Thursday, March 18, 2010

Sunday Market Forces

As I was up early Sunday, I thought I'd roll down to Brick Lane, mooch about in the morning and perhaps collar a replacement bike, since mine fell victim to what appeared a minor fault but turned out to be terminal, as though a loved on had been carried off by a cold. Walking through Old Street I was struck, as often happens, by the fresh sheen of gentrification on the otherwise grimy and unprepossessing office blocks and warehouses. The rich are on the march around here, moving back into the city, recolonising what had been abandoned to the poor, and so pushing what community has endured off its moorings, out into the sub-suburbs. Community takes a long time to build up and a frighteningly short time to extinguish. For vast swathes of the city, both opulent and impecunious, community doesn't take much hold, people endure on for years without developing much attachment to their manor, or their neighbours, and are so used to this unrootedness that they think little of what community they do manage to partake in.
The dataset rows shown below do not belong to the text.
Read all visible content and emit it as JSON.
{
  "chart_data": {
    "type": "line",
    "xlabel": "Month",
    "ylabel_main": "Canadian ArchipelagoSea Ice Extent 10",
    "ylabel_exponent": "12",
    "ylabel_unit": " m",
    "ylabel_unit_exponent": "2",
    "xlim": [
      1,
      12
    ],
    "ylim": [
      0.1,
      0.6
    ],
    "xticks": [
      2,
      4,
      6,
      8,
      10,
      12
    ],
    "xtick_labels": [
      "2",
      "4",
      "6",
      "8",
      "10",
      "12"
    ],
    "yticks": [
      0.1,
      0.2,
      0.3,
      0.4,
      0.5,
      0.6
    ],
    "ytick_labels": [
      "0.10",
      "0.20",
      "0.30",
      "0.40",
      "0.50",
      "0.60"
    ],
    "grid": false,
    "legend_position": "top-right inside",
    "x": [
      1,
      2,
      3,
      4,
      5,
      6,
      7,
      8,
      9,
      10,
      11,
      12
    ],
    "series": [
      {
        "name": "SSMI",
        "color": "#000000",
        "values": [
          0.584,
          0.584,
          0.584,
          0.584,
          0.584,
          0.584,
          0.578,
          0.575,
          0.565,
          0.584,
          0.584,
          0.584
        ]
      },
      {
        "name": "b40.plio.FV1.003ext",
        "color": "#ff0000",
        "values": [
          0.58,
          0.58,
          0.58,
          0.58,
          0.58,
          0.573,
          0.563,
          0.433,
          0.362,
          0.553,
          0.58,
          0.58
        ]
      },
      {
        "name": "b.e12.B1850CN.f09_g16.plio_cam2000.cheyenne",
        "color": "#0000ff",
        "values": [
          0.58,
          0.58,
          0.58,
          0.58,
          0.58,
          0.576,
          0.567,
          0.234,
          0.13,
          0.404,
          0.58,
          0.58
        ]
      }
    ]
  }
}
So the rich move in to areas that were once poor, and of course by stereotype we know that the rich engage in community far less, having more to occupy themselves that doesn't require neighbourly interaction. So the areas lose what local character has stayed on, beyond that conferred by the architecture or long-standing establishments.
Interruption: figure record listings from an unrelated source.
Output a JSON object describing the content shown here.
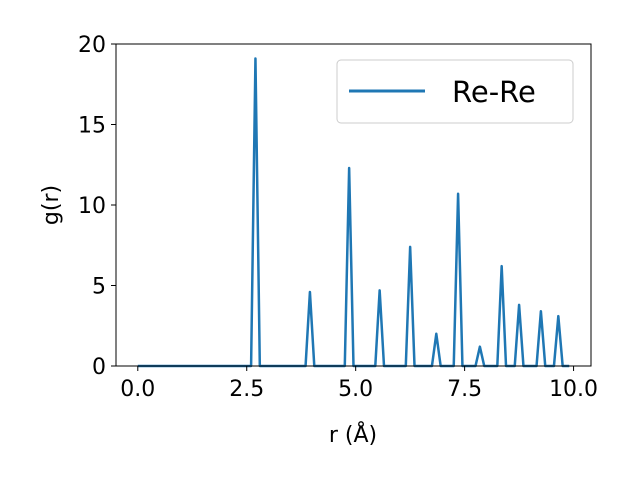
{
  "chart_data": {
    "type": "line",
    "title": "",
    "xlabel": "r (Å)",
    "ylabel": "g(r)",
    "xlim": [
      -0.5,
      10.4
    ],
    "ylim": [
      0,
      20
    ],
    "xticks": [
      0.0,
      2.5,
      5.0,
      7.5,
      10.0
    ],
    "xtick_labels": [
      "0.0",
      "2.5",
      "5.0",
      "7.5",
      "10.0"
    ],
    "yticks": [
      0,
      5,
      10,
      15,
      20
    ],
    "ytick_labels": [
      "0",
      "5",
      "10",
      "15",
      "20"
    ],
    "grid": false,
    "legend_position": "top-right",
    "series": [
      {
        "name": "Re-Re",
        "color": "#1f77b4",
        "x": [
          0.0,
          2.6,
          2.7,
          2.8,
          3.85,
          3.95,
          4.05,
          4.75,
          4.85,
          4.95,
          5.45,
          5.55,
          5.65,
          6.15,
          6.25,
          6.35,
          6.75,
          6.85,
          6.95,
          7.25,
          7.35,
          7.45,
          7.75,
          7.85,
          7.95,
          8.25,
          8.35,
          8.45,
          8.65,
          8.75,
          8.85,
          9.15,
          9.25,
          9.35,
          9.55,
          9.65,
          9.75,
          9.9
        ],
        "y": [
          0,
          0,
          19.1,
          0,
          0,
          4.6,
          0,
          0,
          12.3,
          0,
          0,
          4.7,
          0,
          0,
          7.4,
          0,
          0,
          2.0,
          0,
          0,
          10.7,
          0,
          0,
          1.2,
          0,
          0,
          6.2,
          0,
          0,
          3.8,
          0,
          0,
          3.4,
          0,
          0,
          3.1,
          0,
          0
        ]
      }
    ]
  }
}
And so to Brick Lane, the Sunday market along Sclater Street, a historical treasure trove where for hundreds of years immigrants were first sent to test themselves against the cold heart of London, before admission to the greater part of England. And there I find, against all the odds, a thriving stronghold of character, a tiny but strong pocket of undiminished east London, bulging with quite unselfconscious owsyerfather cockney accents, genuine, solid gold. And although they can't be unaware of the closing tide of the trendies - gentrification's outriders, who have more or less claimed Brick Lane for coffee and vintage clothes stalls - and although within a few hours the area will have turned from a flea market to a bohemian enclave, for the time being east London remembers itself as the hard-done-by cousin of the trendy north and west.

I'm in Sclater Street, where the stolen bikes are propped by malevolent looking 20-year-olds; a man with one leg sits on the kerb with his hand outstretched; stalls profer such meagre wares that they could not, even on a market day of fantastic good fortune, possibly provide enough income to pay rent on a nearby warehouse conversion; where all of a sudden a brief snatch of Johnny Cash's Folsom Prison Blues blares out from a CD stall, clear bass booming in the spring sun, the lyrics casting their own take on the ragamuffin environs; up the road is the real flea market, people sat on rugs on the pavement selling whatever they've mustered up, third world scenes still undisplaced by the new concrete bridges carrying the new railway that has suddenly cut through the area, regeneration carried by train, how much longer can this free space endure, so unfashionable and neglected and unprofitable.

Up in Hackney later, in Dalston, I sit at my mate's flat and look out the window on the sunny afternoon, drinking tea and enjoying the hope of spring. We chat and swap stories, a social visit. In the wide, tree-lined street young men jump out of a car, confront other young men on a motorbike, knives are drawn, big knives, the kind that would stab right through you, some of the youth chase others up the road, a motorbike helmet is left on the ground, a pair hurridly attempt to start the bike, others return shouting: 'are you mad? are you mad?', capture the bike, the car drives off, no-one is stabbed, no-one lies in their own blood, and all is quiet again on the sunny spring afternoon. What of gentrification? How many trendy blocks and tube stations can you build, or failing pubs can you convert to middle-class emporiums?

The swiftness of the incident, and the swift vanishing of it entirely, are profoundly unnerving, the street looks as pleasant as you could hope for, and the menace only remains in the mind. The next-door neighbour, well-to-do though down-to-earth, is shocked - 'what the fuck,' she says to me, 'what the fuck was that about?' - she's shocked, but both her and I know that this goes on, there's no surprises, but to know is another thing than to see.

The police arrive, too late for the party, drive up the road which now bears not a trace of its tumult. They have nothing to offer and nothing to do. They ask me questions, but I have nothing to tell them.

When I leave I see the car at the end of the road, I see four boys sitting inside, they have their butcher's knives with them no doubt, at the ready, ready to disturb the pastoral late afternoon once again; as the sun sets in glory over the city, they have them at the ready, at the flick of a switch they can bring them to bear.